Letter provokes thought about religious slogans
LETTER TO THE EDITOR, Dec. 9, 2004
Bravo to Ms. Amanda Bigelow for her efforts to expose the shallowness (and in some cases duplicity) of those who use religious refrains to express their politics!
For many years I have questioned that refrain, much like I question the use of a similar line by athletes when they win the game and praise Jesus. Does that mean Jesus didn’t like the losing team? Did Jesus ignore the prayers of the other athletes who did not perform as well on that given day? Similarly, does “God bless America” mean that God doesn’t or shouldn’t bless others, or, more disturbing, that God blesses us “more,” because “we are a Christian nation”?
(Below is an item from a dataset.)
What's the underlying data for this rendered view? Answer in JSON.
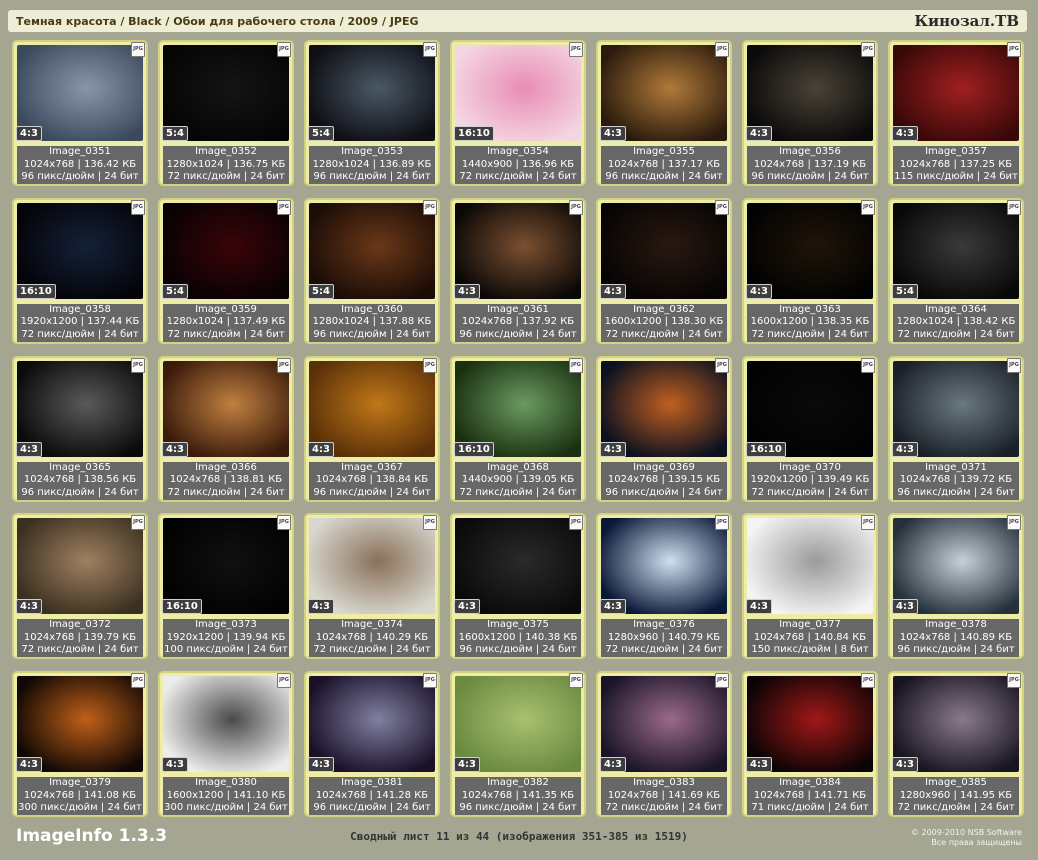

Those who sincerely believe this slogan will argue that they are just underscoring the source of their benefits. If God is the source of good for one, is God likewise the source of the privations of good for others? Is God then the source of the lack of wealth for a country other than the one God “blesses”? What about the sincere believers of this country who are not blessed with prosperity, but with poverty and suffering? Subscribers to the slogan frequently respond that God blesses those who love God or follow God’s will.
Then I have to ask if it is a sign of our following God’s will and a proof of his blessings on us when we immorally and illegally invade other countries, take their oil and kill tens if not hundreds of thousands of their civilians? Is it a sign of our following God’s will and receiving his blessing that our reigning President gives massive tax cuts to the wealthiest Americans while increasing the burden on the poor and middle class among us?
In sum, the two most disturbing things about such a religious slogan are the gross inconsistencies behind it and the exclusionary implications within it. The exclusion is this: if you are not an American, or are an atheist (or gay, or in favor of gun control, or not adamantly opposed to abortion), you don’t and shouldn’t have God’s blessings (or as many of them) because you don’t follow his will (as though people can know categorically and unequivocally what that will might be).
Even more disturbing is another connotation I have heard people mutter who use this slogan: if you live here and are an atheist or don’t believe God (rightfully) blesses America over all others, you are not “really” an “American,” or are unpatriotic, as though belief in God was the litmus test of American citizenship or the foundation of the American Constitution or, dare it be said, of democracy itself. Anyone who studies the Constitution in any detail knows better than to hold this.
I applaud Ms. Bigelow for taking the time to present a thought-provoking essay. People should think about such phrases before barfing them up so blithely.